Un caso per l’FBI

Articolo pubblicato su "Il Quotidiano del Molise" del 03-05-2016

Articolo pubblicato su  "www.isernianews.it"  il    01-05-2016

PhoneC5.

(l’iPhone che diede filo da torcere)

Il 2 dicembre 2015, all’Inland Regional Center, un centro sociale per disabili situato nella città californiana di San Bernardino, due terroristi islamici, marito e moglie, mascherati e armati di pistole e fucili, hanno aperto il fuoco contro la folla, uccidendo all’istante 14 persone e ferendone altre 24. I due criminali sono stati uccisi in uno scontro a fuoco con la polizia. Immediatamente, la notizia della strage si è diffusa in tutto il mondo, assieme a quella del ritrovamento di un “iPhoneC5”, appartenuto ad uno degli attentatori.

Il cellulare ha attirato da subito l’attenzione degli inquirenti per via delle informazioni contenute al suo interno; informazioni ritenute preziose per poter svolgere ulteriori indagini sull’accaduto. L’iPhoneC5, però, ha dato filo da torcere all’FBI: il cellulare risultava non solo bloccato da un PIN, ma anche protetto da un particolare sistema capace di auto-distruggere tutti i dati memorizzati se fosse stato inserito un codice errato!

Per questi motivi, gli inquirenti sono stati costretti a chiedere “aiuto” alla Apple, chiedendole di realizzare un nuovo e particolare programma in grado di bypassare simili protezioni. Da parte sua, la Apple, ha risposto negativamente alla richiesta della polizia, giustificando questa presa di posizione col fatto che un simile intervento avrebbe certamente minato la privacy di ogni utente, creando un pericoloso precedente nella storia! Ne è seguita una bagarre non solo legale ma anche mediatica, con diverse dichiarazioni rilasciate dai rappresentati dell’una e dell’altra parte.

Il rifiuto della Apple ha costretto l’FBI ad assoldare soggetti terzi, non meglio identificati, capaci di “vincere” le protezioni dell’iPhone.
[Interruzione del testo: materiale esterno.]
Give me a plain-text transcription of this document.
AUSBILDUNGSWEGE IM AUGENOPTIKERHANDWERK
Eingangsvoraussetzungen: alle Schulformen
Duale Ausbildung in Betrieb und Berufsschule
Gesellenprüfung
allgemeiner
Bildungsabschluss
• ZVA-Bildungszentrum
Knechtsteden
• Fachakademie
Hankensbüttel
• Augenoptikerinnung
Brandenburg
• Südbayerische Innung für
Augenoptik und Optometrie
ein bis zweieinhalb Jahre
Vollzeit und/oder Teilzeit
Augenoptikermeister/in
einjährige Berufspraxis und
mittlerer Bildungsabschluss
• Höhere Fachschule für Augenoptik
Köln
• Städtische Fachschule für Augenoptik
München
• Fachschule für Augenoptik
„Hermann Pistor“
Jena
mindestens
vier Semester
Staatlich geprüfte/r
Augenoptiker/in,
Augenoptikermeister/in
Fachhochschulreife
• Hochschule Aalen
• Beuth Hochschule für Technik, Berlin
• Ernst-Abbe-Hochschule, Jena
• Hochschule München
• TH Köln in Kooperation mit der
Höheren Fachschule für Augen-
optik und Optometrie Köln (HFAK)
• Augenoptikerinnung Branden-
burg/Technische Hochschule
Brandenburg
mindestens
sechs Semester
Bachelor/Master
Questo è costato al governo qualcosa come 1,3 milioni di dollari: una cifra elevata ma non proprio fuori mercato, se si considera che, mediamente, una azienda è disposta a spendere circa un milione di dollari per trovare e correggere falle nei suoi sistemi digitali! Dalle ultime notizie, infine, sembra che il Federal Bureau of Investigation, sia riuscita ad avere ragione sull’iPhone e sui suoi terribili sistemi di protezione. Tuttavia, rimangono “top secret” gli strumenti e le procedure utilizzare per violare il cellulare e, a quanto sembra, non c’è alcuna intenzione, da parte del governo, di condividere queste informazioni con la stessa Apple!

Quanto accaduto a San Bernardino dimostra come la polizia ritrova, sempre più spesso, smartphone o altri dispositivi digitali nei luoghi in cui sono stati commessi dei delitti; altre volte, questi dispositivi, vengono rinvenuti direttamente addosso ai criminali. In essi possono essere celate informazioni importanti ai fini dell’attività investigativa; prove o indizi talmente fondamentali che è bene procedere comunque alla loro acquisizione, a prescindere dalla natura del reato compiuto! Pertanto, anche in un “semplice” borseggio, le informazioni contenute nello smartphone dello scippatore possono essere preziose e rivelare il nome del ricettatore o di eventuali complici! Le forze di polizia devono necessariamente integrare le operazioni investigative “tradizionali” con attività di investigazione informatica!

L’acquisizione di prove di natura “digitale” richiede, però, una particolare formazione; particolari strumenti e procedure che devono essere utilizzati e seguite per evitare la perdita o l’alterazione di numerose informazioni. La strage di San Bernardino fa sorgere diversi interrogativi: fino a che punto i dati personali di un individuo devono e possono essere protetti? C’è un equilibrio tra privacy e giustizia? Dove termina l’una ed iniziano le ragioni dell’altra? Chi garantisce che gli strumenti in dotazione alle forze di polizia, in grado di “violare” informazioni personali, non vengano utilizzati per altri scopi al di fuori di quelli consentiti dalla legge? Sono abbastanza protetti da evitare che cadano in mani sbagliate?

Molte di queste domande sono destinate a rimanere senza alcuna risposta a causa di vuoti normativi che ancora aspettano di essere colmati dai legislatori dei diversi Stati. Quanto accaduto all’Inland Regional Center dovrebbe far riflettere per cercare di risolvere efficacemente l’annoso problema della tutela “assoluta” dei dati digitali.